TOKYO: The Bank of Japan (BoJ) left its ultra-loose monetary policy unchanged on Thursday despite recent yen weakness and moves by other central banks to raise interest rates to fight inflation, although it raised its inflation outlook.
In a widely expected move, Japan’s central bank kept its benchmark short-term interest rates at -0.1% at the end of its two-day policy-making meeting.
The BoJ said it would continue to guide Japanese 10-year government bond yields to around zero percent to support the East Asian country’s economic recovery from the coronavirus pandemic.
“Japan’s economy has resumed a trend, although some weakness has been observed in part, mainly due to the impact of Covid-19 and rising commodity prices,” the central bank said. in his assessment.
Following the policy announcement, the yen, which recently plunged to a 20-year low against the United States, fell near the 130 level, prompting the BoJ to say its recent bond buying fixed-rate state loans would continue “every business day”. This is in order to combat a rise in benchmark 10-year bond yields.
The BoJ’s decision comes as the Federal Reserve is expected to raise its key interest rate again as it continues its aggressive monetary policy measures to rein in rising consumer prices.
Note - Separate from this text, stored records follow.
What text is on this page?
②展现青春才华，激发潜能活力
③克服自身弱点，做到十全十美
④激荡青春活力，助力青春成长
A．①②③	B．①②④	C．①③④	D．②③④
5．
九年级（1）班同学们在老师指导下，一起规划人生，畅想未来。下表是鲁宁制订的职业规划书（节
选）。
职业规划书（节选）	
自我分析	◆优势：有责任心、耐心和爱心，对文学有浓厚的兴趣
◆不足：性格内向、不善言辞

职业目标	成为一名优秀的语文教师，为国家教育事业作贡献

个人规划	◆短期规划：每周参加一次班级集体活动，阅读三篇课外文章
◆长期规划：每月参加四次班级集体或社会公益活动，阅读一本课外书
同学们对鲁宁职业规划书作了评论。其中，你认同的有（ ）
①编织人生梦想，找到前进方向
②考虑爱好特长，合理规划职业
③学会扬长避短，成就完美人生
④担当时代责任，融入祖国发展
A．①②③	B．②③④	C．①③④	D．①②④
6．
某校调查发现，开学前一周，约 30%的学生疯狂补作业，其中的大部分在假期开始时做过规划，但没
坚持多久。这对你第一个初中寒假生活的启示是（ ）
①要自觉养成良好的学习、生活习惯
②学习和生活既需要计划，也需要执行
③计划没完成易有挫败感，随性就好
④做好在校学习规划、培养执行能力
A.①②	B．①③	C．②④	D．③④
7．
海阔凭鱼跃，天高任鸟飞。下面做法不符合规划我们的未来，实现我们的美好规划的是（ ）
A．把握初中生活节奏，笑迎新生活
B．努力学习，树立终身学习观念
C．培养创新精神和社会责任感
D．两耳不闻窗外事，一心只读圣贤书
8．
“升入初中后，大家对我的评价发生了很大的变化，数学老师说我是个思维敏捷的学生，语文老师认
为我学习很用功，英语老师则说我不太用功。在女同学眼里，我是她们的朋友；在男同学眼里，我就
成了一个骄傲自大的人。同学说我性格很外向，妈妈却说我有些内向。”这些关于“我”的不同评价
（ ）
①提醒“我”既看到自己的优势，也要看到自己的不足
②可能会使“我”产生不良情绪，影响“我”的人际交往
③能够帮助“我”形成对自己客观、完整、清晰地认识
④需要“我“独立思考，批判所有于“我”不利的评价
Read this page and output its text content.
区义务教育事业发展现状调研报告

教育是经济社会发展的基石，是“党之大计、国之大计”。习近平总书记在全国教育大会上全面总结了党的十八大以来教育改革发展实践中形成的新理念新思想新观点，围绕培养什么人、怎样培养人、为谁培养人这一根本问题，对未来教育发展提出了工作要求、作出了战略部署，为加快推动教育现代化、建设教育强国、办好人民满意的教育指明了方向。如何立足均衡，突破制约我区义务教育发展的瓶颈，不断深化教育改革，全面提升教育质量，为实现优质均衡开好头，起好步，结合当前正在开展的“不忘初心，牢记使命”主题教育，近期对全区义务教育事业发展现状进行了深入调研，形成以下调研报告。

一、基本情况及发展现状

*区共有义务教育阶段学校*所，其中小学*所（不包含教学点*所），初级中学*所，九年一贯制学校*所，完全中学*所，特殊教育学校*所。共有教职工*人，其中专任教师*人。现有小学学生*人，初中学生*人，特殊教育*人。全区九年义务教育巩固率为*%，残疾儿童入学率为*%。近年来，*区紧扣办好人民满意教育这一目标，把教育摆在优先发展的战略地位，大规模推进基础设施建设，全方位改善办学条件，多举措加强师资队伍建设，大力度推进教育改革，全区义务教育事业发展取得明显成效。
The BoJ’s dovish moves are seeing interest rates between the two allies widen, triggering dollar buying and yen weakness, as well as stock market volatility in Tokyo, analysts said.
But the central bank sees the volatility and inflation that U.S. and European central banks are responding to as temporary, though Japan faces similar inflationary pressures, strategists say.
The BoJ’s outlook sees Japan’s consumer price index excluding fresh food rising to a median of 1.9% in fiscal 2022 from a year earlier.
That compares with its previous forecast of a 1.1% increase and moving closer to the bank’s 2% inflation target, set in 2013.